Split Tunnel	Select Split Tunnel to only encrypt traffic going to networks behind the Zyxel Device. Enter an IPv4 address in CIDR notation, for example, type 192.168.1.1/24. Traffic going to the Internet from this IP address is encrypted. Traffic going to the Internet from the remote client does not go through the Zyxel Device is not encrypted.
Client Network
IP Address Pool	Enter an IPv4 address in CIDR notation, for example, type 192.168.1.1/24. The IP address pool is used to assign IP addresses to the VPN clients. The SSL VPN IP pool should not overlap with IP addresses on the Zyxel Device's local networks and the SSL user's network.
First DNS Server	Specify the IP address of the DNS server whose information the Zyxel Device sends to the remote users. This allows them to access devices on the local network using domain names instead of IP addresses. ZyWALL- the VPN clients use the IP address of the interface you specified in the SSL VPN rule and the Zyxel Device works as a DNS relay. Custom Defined- enter a static IPv4 address
Second DNS Server	Enter a secondary DNS server IP address that is checked if the first one is unavailable.
Authentication	You must first create a server in User & Authentication > AAA Server for it to display in the following fields. • If you have one authentication server, it can be on the Zyxel Device (local) or an external AAA server. • If you have two authentication servers, one of them must be on the Zyxel Device (local). You cannot use two external AAA servers.

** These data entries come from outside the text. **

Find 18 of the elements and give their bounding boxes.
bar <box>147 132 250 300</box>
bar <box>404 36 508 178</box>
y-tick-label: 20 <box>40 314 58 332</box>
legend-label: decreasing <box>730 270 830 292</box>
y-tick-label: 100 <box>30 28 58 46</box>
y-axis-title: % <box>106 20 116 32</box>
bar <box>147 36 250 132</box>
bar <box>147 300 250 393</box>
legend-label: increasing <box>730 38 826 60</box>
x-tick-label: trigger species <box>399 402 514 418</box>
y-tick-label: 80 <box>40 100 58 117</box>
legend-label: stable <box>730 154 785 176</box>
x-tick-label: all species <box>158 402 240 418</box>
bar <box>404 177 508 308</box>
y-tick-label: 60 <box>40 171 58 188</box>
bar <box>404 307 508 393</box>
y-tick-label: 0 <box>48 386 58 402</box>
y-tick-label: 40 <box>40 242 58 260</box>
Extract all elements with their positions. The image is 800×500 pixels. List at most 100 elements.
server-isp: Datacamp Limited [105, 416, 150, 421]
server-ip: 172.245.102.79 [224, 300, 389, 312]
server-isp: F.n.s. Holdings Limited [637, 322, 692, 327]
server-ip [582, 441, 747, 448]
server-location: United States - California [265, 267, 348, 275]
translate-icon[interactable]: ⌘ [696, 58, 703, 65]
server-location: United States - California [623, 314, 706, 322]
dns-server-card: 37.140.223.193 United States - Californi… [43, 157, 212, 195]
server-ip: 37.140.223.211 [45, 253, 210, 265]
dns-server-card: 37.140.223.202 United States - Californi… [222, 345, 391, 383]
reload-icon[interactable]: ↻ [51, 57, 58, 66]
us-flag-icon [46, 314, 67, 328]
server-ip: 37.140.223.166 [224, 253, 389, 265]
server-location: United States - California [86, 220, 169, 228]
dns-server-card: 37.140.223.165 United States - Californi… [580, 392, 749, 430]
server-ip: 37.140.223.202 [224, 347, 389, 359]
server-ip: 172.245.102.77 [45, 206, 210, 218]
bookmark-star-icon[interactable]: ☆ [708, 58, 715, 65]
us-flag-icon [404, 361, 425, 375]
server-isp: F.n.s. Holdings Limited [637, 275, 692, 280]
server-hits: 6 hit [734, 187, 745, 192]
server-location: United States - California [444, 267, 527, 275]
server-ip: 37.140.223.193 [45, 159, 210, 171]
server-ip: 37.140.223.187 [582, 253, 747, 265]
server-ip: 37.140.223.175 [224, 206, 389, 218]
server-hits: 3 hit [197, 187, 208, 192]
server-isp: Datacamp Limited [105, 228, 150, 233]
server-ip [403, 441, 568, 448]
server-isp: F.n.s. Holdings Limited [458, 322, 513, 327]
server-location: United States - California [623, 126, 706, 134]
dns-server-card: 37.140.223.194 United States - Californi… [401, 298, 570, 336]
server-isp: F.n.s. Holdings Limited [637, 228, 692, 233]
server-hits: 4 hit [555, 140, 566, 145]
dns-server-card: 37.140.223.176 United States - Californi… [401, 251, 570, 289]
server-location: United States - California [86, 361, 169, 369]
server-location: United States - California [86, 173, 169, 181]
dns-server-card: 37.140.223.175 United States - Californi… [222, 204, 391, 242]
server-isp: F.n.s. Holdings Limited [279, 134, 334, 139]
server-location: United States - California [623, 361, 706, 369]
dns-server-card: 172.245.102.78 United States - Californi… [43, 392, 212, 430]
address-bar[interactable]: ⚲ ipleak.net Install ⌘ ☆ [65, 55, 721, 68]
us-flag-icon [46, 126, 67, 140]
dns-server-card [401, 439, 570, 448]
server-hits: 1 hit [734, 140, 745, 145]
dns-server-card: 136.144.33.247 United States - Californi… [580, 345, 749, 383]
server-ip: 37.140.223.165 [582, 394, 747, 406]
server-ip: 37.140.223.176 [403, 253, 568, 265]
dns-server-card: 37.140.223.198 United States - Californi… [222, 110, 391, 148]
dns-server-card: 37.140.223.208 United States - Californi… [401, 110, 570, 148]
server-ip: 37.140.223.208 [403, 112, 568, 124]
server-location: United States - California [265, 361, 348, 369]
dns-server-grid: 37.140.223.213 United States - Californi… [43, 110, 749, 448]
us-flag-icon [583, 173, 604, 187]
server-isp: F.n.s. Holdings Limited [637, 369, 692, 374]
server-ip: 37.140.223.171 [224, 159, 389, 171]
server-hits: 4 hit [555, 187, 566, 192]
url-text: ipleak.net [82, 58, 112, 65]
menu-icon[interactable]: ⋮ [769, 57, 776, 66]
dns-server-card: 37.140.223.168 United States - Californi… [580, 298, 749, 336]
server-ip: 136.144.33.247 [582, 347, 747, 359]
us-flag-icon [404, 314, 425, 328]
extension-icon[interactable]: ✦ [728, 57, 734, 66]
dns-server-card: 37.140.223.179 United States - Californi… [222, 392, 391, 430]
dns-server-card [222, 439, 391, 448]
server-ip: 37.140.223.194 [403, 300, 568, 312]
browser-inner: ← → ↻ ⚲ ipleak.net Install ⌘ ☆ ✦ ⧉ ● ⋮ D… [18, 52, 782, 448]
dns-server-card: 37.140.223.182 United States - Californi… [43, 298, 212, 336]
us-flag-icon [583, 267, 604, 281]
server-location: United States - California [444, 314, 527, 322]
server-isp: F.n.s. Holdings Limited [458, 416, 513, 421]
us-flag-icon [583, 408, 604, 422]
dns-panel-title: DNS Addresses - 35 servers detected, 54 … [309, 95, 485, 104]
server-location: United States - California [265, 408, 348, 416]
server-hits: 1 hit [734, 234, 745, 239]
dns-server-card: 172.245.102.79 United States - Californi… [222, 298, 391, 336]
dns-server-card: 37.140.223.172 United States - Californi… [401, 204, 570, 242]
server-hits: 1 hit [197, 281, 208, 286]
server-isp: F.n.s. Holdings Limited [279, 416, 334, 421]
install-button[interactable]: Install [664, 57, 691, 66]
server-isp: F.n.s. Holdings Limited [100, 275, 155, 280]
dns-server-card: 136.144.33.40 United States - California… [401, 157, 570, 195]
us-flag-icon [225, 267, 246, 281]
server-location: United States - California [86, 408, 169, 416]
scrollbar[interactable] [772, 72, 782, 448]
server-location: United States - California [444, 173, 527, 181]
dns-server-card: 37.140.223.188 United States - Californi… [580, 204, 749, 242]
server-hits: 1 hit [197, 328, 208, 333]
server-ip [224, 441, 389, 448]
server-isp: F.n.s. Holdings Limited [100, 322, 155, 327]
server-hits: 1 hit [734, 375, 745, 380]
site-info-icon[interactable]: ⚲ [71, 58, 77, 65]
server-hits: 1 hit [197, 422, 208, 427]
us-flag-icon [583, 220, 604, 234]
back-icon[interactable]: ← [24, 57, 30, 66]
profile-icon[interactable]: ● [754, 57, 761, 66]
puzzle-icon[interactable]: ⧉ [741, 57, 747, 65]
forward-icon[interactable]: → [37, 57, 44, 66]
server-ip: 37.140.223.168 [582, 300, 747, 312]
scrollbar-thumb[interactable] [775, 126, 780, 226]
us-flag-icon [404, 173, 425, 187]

Primary/Secondary Server	Select local or a specified AAA server from the drop-down list box for the Zyxel Device to use for authentication.
User	Select a user or user group to associate with this SSL access policy.
Advanced Settings
Generate Certificate	Click the button to have the Zyxel Device generate a certificate from the current SSL VPN settings. This is the certificate the Zyxel Device uses to identify itself when setting up the SSL VPN tunnel. If you change the SSL VPN settings, the Generate Certificate button displays. Click Generate Certificate to generate a new certificate from the new SSL VPN settings. Please note that VPN clients cannot connect to the SSL VPN tunnel while the Zyxel Device is generating certificate. If you change the SSL VPN settings and generate a new certificate from the new SSL VPN settings, all connected SSL VPN clients have to update their SSL VPN settings so their SSL VPN settings match the Zyxel Device SSL VPN settings.
Apply	Click Apply to save your changes back to the Zyxel Device.
Cancel	Click Cancel to exit this screen without saving.